Power 9® People

By guruscottyMarch 1, 2024March 4th, 2024No Comments


An ongoing series about people improving their well-being

Fort Worth is the largest certified Blue Zones Community® in the country. Each month we talk to a different member of our community and find out how they experience well-being. This month’s featured guest is Miguel Garcia, director of Fort Worth After School – the Fort Worth Independent School District’s nationally recognized afterschool enrichment program. Born and raised in West Fort Worth, Garcia left town to attend college but returned home to raise his family.

Q: Many of us can relate to the relief that working parents feel at having a safe place for their kids to be between the end of the schoolday and the end of our workday. But the program serves another purpose as well.

A: National neighborhood associations and law enforcement agencies say juvenile crime peaks between about 3:30 and 6 p.m. Kids who are left to their own devices don’t always make the best choices. We try to make sure the kids have access to caring adults so that they’re offered better options.

Q: All the data about brain and cognitive development show that the adolescent brain doesn’t fully develop until age 25.

A: Right, and when you overlay trauma and poverty on the developing adolescent brain, it’s difficult. Fort Worth After School offers age-appropriate programming that challenges kids from elementary to high school to think critically and out of the box.

Q: Tell us about the scope of the program.

A: On a daily basis we have approximately 6,200 kids across 96 different sites participating in after-school enrichment and development programs.

Q: And Fort Worth After School aims to help kids build connections with fellow students?

A: Most of the programs are site-based programs, operated by school-day staff at the respective campuses. That means the staff and teachers know what’s going on in their students’ lives. We find the kids feel a higher level of connectedness to the school when they participate at a site-based Fort Worth After School campus.

Q: Let’s talk pickleball! Pickleball has become something of a national craze these days, and Fort Worth After School is using the popular sport to get kids moving.

A: We want to get kids out of seats and into some kind of activity and exercise, to be active and learn about healthy lifestyles. We have 14 schools participating in our new pickleball effort.
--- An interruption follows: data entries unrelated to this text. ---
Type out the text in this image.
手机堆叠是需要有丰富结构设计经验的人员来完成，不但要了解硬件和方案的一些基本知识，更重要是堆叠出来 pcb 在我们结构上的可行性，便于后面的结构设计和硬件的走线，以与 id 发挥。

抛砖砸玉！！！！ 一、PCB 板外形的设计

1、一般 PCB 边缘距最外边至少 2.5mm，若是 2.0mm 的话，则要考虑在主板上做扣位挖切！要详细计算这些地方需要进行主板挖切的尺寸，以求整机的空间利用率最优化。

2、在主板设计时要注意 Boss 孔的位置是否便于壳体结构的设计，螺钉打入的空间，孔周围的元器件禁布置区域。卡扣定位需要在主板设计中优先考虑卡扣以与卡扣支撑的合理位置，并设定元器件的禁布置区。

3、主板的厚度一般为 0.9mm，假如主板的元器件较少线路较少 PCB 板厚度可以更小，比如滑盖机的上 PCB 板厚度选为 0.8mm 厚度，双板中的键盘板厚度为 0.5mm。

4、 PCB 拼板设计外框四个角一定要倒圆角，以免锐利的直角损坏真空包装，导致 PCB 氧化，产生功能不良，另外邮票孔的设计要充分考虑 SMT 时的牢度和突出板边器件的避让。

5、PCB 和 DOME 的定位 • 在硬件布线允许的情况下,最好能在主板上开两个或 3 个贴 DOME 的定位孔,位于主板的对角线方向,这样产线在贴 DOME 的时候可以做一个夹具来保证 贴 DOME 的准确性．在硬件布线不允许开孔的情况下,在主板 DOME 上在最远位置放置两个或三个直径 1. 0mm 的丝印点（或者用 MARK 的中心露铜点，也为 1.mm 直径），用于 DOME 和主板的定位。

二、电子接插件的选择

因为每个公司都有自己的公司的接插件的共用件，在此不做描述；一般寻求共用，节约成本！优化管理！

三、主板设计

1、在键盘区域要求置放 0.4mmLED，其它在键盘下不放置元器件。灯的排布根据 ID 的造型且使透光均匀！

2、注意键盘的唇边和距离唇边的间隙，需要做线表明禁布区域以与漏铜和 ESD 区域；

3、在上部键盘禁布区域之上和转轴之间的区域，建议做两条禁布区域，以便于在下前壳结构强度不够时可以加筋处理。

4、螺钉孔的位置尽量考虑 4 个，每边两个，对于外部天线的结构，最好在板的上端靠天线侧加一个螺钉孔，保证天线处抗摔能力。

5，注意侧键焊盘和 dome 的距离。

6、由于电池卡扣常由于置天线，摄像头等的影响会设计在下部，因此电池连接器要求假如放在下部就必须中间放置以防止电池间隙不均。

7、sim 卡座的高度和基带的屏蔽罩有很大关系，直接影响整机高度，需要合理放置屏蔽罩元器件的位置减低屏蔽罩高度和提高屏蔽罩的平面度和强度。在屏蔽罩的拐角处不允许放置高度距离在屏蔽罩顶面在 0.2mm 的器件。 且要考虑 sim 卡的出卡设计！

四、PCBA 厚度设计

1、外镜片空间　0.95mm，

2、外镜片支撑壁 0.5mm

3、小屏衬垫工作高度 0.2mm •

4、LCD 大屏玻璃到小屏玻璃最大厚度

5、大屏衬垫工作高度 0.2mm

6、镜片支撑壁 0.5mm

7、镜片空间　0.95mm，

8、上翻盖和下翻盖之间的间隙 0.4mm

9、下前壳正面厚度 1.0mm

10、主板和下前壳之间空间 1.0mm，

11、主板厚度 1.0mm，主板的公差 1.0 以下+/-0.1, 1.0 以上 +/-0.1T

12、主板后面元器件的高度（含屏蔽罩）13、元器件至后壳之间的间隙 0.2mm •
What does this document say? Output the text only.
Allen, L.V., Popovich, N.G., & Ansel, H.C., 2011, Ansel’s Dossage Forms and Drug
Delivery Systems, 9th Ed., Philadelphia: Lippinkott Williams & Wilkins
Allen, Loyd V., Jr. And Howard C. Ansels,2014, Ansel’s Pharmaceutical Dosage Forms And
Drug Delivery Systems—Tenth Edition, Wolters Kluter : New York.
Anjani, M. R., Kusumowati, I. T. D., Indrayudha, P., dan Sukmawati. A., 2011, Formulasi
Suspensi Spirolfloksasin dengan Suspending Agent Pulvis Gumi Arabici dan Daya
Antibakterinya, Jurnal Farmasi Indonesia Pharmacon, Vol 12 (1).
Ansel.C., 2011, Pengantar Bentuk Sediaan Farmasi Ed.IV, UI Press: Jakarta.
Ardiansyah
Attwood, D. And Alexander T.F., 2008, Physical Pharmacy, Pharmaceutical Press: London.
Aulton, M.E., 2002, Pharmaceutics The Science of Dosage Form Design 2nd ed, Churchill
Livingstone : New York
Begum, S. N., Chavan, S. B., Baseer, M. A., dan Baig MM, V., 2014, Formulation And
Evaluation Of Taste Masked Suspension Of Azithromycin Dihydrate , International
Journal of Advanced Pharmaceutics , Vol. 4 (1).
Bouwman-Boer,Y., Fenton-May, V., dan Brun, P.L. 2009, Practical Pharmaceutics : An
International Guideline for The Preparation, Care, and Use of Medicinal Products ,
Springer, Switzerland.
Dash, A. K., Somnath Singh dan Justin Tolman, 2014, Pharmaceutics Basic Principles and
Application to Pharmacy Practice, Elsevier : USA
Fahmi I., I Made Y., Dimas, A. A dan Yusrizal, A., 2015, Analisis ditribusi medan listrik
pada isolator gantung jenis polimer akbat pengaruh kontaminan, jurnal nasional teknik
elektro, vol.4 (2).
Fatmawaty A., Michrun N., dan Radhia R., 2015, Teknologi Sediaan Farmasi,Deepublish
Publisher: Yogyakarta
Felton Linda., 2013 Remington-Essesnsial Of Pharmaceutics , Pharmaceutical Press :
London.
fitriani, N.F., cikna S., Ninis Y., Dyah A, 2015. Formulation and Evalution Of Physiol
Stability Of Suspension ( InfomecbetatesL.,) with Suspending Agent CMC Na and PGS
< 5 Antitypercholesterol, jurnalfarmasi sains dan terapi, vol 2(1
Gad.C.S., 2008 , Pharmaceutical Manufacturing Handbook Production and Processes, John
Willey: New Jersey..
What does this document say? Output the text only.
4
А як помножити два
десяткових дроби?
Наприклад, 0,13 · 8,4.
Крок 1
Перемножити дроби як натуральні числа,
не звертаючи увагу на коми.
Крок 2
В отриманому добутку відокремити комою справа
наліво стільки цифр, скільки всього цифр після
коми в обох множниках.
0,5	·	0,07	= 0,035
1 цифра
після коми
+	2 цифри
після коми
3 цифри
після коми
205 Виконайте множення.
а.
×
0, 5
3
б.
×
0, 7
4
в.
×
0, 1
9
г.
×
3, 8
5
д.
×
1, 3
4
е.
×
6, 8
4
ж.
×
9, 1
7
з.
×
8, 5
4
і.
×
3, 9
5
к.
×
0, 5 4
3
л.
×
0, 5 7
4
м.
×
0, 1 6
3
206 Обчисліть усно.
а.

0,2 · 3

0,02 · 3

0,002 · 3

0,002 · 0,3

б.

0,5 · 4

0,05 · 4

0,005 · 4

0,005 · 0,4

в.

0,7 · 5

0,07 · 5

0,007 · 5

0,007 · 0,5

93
Q: When you say pickleball, it conjures up an image of a couple of older people bouncing around a pickleball court. How are elementary schoolers enjoying the game?

A: The kids are having a blast. Texas Health has been super supportive through its well-being programs and has provided two courts for each school. Most are mobile courts in elementary schools, but Paschal High School has its own court. We’re hoping the high schoolers will serve as mentors to the younger students.

Q: Pickleball seems fairly easy to learn, and you don’t need a lot of gear.

A: The game involves minimal equipment. We have been able to supply all the necessary equipment. We try to minimize the stress put on parents about purchasing additional equipment.

Q: What’s the end-goal for these 14 schools? Is pickleball going to become competitive?

 A: I’m glad you asked! We’ll culminate in March with a district-wide pickleball tournament at R.D. Evans Recreation Center. Students from Paschal will referee and support the event.

Q: Fort Worth After School gets funding from a variety of sources, including the Fort Worth Crime Control Prevention District (CCPD) and the State of Texas.

A: The CCPD gives the district a percentage of the funds raised from the half-cent tax on items purchased in Fort Worth. One of the main goals is to reduce juvenile crime by providing enrichment programs across the city. After School also addresses chronic absenteeism and school performance. Additionally, the state provides funds through the 21st Century Program to five middle schools and five high schools for educational support like homework help and tutorials. Funding also helps us provide programs for exploration into college, career, and military readiness.

Q: Next year is a special anniversary for Fort Worth After School. How can people support your pickleball league or other programs?

A: Next year is our 25th year of programming. If you donate to United Community Centers, which oversees our funds, they’ll earmark it to us – and you’ll get the tax deduction.